DeepMind’s StarCraft 2 AI is now better than 99.8 percent of all human players
DeepMind today announced a new milestone for its artificial intelligence agents trained to play the Blizzard Entertainment game StarCraft II. The Google-owned AI lab’s more sophisticated software, still called AlphaStar, is now grandmaster level in the real-time strategy game, capable of besting 99.8 percent of all human players in competition. The findings are to be published in a research paper in the scientific journal Nature.

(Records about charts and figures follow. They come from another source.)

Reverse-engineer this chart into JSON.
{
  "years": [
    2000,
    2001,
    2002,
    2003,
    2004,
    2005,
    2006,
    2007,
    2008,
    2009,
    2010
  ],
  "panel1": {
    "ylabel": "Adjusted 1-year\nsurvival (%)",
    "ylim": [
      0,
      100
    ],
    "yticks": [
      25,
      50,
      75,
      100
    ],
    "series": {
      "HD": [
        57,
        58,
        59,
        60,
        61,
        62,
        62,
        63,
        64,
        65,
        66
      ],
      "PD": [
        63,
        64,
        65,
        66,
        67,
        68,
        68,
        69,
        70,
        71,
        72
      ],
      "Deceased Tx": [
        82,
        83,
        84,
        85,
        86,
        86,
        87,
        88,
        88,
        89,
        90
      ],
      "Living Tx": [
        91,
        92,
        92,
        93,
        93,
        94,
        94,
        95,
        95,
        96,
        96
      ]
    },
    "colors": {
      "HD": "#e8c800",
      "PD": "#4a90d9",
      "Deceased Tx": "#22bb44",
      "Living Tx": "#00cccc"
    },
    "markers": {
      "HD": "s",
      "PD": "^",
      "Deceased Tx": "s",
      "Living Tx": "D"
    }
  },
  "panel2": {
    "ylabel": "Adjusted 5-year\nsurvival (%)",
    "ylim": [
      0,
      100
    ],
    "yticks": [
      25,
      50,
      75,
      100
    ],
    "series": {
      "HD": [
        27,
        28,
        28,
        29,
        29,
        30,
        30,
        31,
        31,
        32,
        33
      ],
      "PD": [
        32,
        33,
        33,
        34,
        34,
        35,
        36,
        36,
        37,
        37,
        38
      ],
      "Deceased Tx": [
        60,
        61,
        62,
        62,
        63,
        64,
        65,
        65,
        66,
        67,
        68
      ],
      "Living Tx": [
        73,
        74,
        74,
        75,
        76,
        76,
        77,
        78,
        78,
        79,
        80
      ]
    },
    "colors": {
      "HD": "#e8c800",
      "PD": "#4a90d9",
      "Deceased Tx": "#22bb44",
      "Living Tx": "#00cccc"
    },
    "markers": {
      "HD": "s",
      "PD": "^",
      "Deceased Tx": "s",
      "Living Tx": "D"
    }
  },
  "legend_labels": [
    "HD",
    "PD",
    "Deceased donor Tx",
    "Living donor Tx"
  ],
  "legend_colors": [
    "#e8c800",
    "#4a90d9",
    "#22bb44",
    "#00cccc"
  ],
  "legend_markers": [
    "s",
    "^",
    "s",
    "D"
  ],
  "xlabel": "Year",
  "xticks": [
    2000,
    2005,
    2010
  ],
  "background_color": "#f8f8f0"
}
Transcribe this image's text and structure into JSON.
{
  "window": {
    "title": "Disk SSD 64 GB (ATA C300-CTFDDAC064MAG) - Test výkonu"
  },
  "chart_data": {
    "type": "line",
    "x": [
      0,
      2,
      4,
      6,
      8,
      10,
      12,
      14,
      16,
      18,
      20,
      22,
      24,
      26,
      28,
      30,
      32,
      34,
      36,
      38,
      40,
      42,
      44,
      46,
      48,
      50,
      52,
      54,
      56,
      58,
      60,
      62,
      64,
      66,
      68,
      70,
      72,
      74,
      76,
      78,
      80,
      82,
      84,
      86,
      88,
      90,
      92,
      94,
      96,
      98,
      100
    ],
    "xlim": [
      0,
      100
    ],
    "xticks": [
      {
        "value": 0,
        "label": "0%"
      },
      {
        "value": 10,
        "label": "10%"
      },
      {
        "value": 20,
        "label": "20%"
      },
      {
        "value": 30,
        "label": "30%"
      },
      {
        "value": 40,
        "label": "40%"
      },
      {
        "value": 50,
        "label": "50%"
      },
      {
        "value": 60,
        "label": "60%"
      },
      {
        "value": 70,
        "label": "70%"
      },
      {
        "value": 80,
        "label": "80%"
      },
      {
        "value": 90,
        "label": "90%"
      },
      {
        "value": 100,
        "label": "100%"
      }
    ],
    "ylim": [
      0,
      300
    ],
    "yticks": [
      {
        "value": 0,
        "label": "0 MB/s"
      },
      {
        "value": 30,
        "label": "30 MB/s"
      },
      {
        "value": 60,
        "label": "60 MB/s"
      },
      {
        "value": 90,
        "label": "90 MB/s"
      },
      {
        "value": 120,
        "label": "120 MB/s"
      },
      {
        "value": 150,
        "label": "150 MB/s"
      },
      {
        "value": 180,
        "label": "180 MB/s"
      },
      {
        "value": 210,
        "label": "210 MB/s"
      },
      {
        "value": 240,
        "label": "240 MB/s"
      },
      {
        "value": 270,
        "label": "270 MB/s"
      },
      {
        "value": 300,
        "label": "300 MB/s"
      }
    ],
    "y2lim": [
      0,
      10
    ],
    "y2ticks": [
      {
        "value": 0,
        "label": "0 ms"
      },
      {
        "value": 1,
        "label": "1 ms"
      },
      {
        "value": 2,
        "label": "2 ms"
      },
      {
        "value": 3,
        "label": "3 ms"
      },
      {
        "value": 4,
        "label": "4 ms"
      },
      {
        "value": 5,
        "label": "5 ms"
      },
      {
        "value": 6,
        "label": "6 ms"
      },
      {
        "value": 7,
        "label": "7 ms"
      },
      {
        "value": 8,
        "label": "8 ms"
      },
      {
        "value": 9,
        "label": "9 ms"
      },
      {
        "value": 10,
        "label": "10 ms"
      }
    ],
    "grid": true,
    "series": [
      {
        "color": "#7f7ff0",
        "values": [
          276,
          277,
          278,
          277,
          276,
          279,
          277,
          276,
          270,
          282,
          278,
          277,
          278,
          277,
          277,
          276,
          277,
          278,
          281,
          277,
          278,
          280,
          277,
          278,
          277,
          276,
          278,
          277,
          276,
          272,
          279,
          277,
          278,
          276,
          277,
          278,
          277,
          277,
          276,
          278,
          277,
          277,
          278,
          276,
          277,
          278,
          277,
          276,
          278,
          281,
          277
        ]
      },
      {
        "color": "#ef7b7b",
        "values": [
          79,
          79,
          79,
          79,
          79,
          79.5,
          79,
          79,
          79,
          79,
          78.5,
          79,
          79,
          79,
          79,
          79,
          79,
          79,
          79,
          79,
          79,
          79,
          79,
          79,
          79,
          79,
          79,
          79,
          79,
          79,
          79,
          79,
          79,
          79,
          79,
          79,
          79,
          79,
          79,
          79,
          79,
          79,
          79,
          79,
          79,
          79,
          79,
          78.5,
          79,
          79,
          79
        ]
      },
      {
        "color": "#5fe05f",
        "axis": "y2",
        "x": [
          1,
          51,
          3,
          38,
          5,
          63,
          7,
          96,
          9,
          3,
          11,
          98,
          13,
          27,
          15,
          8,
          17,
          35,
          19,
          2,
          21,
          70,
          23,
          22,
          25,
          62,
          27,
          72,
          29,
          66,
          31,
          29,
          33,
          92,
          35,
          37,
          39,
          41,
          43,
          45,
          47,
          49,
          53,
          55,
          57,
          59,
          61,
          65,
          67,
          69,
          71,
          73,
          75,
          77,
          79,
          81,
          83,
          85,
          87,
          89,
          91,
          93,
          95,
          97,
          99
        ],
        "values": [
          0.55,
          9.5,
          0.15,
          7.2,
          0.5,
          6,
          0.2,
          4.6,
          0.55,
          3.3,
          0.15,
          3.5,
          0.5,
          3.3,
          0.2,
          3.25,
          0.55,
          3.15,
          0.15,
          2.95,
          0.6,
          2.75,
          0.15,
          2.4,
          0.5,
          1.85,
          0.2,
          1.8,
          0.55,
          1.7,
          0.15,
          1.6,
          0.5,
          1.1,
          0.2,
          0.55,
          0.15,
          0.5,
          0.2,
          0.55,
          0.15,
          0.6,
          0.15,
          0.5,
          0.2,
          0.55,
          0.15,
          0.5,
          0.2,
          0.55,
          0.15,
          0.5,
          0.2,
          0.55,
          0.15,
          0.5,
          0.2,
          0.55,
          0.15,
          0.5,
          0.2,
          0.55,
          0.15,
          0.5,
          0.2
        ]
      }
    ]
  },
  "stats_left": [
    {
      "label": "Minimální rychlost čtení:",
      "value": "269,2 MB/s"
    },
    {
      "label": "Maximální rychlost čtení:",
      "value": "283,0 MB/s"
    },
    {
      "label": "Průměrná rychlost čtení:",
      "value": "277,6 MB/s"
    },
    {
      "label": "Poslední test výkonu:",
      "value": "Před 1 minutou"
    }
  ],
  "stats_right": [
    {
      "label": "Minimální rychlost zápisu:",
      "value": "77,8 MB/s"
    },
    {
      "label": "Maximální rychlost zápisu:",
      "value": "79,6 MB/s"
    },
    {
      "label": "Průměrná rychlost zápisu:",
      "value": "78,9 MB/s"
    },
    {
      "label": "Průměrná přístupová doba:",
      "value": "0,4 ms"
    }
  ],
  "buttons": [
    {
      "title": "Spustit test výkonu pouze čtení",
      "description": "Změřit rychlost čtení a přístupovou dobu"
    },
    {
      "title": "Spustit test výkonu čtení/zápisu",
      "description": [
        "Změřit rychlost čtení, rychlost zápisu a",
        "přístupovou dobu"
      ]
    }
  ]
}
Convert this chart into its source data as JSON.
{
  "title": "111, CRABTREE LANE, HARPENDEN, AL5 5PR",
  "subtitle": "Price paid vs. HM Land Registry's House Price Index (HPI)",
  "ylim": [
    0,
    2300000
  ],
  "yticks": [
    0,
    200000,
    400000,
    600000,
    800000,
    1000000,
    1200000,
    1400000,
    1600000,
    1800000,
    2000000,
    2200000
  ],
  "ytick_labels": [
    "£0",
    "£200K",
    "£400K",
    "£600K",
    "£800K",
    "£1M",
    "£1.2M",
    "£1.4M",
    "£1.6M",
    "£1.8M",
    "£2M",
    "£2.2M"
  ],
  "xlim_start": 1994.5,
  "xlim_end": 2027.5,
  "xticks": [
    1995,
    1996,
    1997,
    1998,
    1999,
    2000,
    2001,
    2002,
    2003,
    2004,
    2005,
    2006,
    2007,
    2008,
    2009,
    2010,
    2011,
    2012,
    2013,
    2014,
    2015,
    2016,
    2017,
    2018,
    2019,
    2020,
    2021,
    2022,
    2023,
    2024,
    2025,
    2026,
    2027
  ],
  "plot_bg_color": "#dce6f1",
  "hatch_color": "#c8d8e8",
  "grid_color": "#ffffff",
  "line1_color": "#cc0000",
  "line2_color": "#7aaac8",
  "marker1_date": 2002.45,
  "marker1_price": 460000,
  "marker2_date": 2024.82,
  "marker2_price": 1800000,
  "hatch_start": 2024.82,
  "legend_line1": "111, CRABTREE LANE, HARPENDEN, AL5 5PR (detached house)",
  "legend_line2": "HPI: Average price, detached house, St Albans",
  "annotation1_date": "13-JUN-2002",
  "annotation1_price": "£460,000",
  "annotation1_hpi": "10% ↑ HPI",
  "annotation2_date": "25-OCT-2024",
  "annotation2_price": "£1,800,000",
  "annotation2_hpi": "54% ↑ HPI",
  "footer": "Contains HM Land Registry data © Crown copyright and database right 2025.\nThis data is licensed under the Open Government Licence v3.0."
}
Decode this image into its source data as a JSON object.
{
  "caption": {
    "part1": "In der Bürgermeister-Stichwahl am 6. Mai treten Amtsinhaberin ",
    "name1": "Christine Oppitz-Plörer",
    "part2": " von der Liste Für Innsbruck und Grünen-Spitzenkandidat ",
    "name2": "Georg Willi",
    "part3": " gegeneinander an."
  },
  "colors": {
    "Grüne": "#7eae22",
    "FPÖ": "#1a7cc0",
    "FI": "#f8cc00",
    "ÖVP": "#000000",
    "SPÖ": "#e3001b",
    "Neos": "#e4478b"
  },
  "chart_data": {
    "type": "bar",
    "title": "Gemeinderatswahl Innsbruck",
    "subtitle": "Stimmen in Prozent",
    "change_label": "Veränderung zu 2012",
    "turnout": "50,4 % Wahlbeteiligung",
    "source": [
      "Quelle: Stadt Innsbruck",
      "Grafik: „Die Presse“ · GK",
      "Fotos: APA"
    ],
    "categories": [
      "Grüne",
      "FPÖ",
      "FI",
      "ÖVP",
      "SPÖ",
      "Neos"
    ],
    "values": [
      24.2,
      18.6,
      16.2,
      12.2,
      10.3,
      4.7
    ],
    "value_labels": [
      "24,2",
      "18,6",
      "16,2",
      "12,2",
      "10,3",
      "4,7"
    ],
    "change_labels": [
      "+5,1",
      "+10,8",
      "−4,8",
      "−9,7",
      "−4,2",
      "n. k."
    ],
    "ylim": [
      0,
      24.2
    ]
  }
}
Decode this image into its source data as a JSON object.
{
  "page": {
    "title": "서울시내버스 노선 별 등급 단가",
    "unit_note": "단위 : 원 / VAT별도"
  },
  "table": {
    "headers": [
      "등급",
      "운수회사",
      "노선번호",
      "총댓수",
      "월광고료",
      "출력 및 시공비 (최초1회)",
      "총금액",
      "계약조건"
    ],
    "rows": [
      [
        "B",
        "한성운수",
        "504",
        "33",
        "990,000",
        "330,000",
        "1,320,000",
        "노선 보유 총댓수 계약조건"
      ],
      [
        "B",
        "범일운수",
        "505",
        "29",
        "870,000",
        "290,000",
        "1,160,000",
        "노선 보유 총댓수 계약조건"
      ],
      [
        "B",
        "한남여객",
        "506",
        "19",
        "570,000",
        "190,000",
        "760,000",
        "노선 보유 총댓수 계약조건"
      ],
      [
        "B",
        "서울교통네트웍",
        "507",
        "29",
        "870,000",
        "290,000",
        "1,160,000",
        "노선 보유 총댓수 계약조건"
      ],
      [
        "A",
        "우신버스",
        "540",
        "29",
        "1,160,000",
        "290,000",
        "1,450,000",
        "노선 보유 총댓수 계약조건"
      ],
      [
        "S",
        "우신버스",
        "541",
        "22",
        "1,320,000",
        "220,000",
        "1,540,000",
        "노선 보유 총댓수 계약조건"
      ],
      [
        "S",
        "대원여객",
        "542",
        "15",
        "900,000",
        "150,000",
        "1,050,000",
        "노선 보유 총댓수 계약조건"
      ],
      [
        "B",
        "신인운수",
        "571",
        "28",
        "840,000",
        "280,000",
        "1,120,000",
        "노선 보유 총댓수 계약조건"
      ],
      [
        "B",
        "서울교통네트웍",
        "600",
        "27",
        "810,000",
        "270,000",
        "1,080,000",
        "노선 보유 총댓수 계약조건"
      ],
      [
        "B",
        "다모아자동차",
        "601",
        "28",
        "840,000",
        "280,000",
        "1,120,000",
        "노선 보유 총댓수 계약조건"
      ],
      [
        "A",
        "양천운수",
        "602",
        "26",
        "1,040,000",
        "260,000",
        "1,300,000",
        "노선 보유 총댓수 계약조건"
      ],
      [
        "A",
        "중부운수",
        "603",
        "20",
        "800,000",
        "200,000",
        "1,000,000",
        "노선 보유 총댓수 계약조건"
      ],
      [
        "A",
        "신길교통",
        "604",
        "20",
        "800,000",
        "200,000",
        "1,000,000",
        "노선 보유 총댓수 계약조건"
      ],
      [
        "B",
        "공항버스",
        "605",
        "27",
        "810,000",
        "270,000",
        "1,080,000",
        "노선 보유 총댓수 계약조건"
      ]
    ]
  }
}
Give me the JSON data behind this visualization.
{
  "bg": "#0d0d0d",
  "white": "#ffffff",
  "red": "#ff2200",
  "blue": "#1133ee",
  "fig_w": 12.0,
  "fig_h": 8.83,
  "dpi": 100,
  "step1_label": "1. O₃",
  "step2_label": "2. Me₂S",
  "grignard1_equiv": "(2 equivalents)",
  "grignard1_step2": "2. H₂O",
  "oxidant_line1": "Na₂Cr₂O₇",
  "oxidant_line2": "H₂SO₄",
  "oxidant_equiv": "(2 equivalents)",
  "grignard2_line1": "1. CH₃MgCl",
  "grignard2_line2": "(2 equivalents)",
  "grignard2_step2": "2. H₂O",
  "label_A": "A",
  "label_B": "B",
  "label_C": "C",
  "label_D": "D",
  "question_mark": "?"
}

Not only that, but DeepMind says it also evened the playing field when testing the new and improved AlphaStar against human opponents who opted into online competitions this past summer. For one, it trained AlphaStar to use all three of the game’s playable races, adding to the complexity of the game at the upper echelons of pro play. It also limited AlphaStar to only viewing the portion of the map a human would see and restricted the number of mouse clicks it could register to 22 non-duplicated actions every five seconds of play, to align it with standard human movement.
The AI was capable of achieving grandmaster level, the highest possible online competitive ranking, and marks the first ever system to do so in StarCraft II. DeepMind sees the advancement as more proof that general-purpose reinforcement learning, which is the machine learning technique underpinning the training of AlphaStar, may one day be used to train self-learning robots, self-driving cars, and create more advanced image and object recognition systems.